Boeckner, however, doesn't view Operators as a musical departure, instead describing the trio as a synthesis of everything he's done musically up to this point in his career.
"I don't feel like I'm bored of rock music and this is just some kind of diversion," he said. "Operators includes all of the elements I've always liked: analog synths, live drums, a little bit of guitar and some singing. I was trying to mash everything all up together … and see what we come up with."
Though the roots of the band stretch back to early 2012 - in an interview at that time Boeckner mentioned launching a then-under-wraps, dance-influenced project that was "less EDM and more [Italian electronic musician] Giorgio Moroder" - the trio didn't begin work on its debut until last December, gathering for recording sessions in the basement of Brown's home. Initially, the songs recorded during these sessions were intended to make up a separate EP, but a combination of timing and the quality of the work led the musicians to hold the material for the still-untitled full-length.

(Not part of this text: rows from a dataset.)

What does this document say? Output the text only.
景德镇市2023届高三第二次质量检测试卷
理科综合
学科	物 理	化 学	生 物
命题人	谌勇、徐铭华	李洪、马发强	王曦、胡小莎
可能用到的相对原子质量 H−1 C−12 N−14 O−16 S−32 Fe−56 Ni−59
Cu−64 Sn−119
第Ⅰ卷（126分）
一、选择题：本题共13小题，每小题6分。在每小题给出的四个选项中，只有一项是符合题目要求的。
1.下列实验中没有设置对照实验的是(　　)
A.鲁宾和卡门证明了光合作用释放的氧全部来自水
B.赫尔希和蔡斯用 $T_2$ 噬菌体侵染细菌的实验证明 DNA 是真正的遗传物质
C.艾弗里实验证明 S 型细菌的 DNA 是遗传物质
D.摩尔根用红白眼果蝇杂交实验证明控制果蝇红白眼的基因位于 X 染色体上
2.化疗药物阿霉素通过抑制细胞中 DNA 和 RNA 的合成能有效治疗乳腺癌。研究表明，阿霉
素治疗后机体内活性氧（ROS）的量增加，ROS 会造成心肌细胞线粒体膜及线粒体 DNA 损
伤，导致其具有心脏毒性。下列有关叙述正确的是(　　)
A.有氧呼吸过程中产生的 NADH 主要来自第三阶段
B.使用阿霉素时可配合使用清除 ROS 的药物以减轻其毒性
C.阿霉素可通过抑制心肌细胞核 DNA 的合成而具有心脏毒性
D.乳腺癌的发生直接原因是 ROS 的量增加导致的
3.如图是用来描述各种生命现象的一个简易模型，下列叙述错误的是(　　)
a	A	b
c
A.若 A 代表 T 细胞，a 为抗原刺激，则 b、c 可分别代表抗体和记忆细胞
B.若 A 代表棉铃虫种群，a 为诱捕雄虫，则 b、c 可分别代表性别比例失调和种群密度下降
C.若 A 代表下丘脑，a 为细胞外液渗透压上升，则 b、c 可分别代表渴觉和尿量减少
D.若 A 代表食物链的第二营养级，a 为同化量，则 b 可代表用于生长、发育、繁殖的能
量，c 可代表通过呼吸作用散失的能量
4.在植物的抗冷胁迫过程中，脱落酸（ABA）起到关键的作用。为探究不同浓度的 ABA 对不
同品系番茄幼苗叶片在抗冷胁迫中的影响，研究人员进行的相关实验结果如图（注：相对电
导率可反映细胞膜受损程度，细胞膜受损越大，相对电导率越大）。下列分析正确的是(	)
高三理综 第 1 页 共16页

"There's a lot of midnights with a bottle of wine and Dan in front of a SM7 [microphone] that ended up on the album," Brown said. "We couldn't beat [those recordings]. There's something about what you do when you think nobody is going to be listening and there are no stakes to it that lets you relax."
Even so, both musicians are fully aware Operators might have something of a built-in audience, in spite of its relatively shallow roots.
"We might be starting over, but we're not clawing our way from the bottom," Brown said. "We have resources based on the time we've spent [in other bands], and that's something we definitely don't take for granted."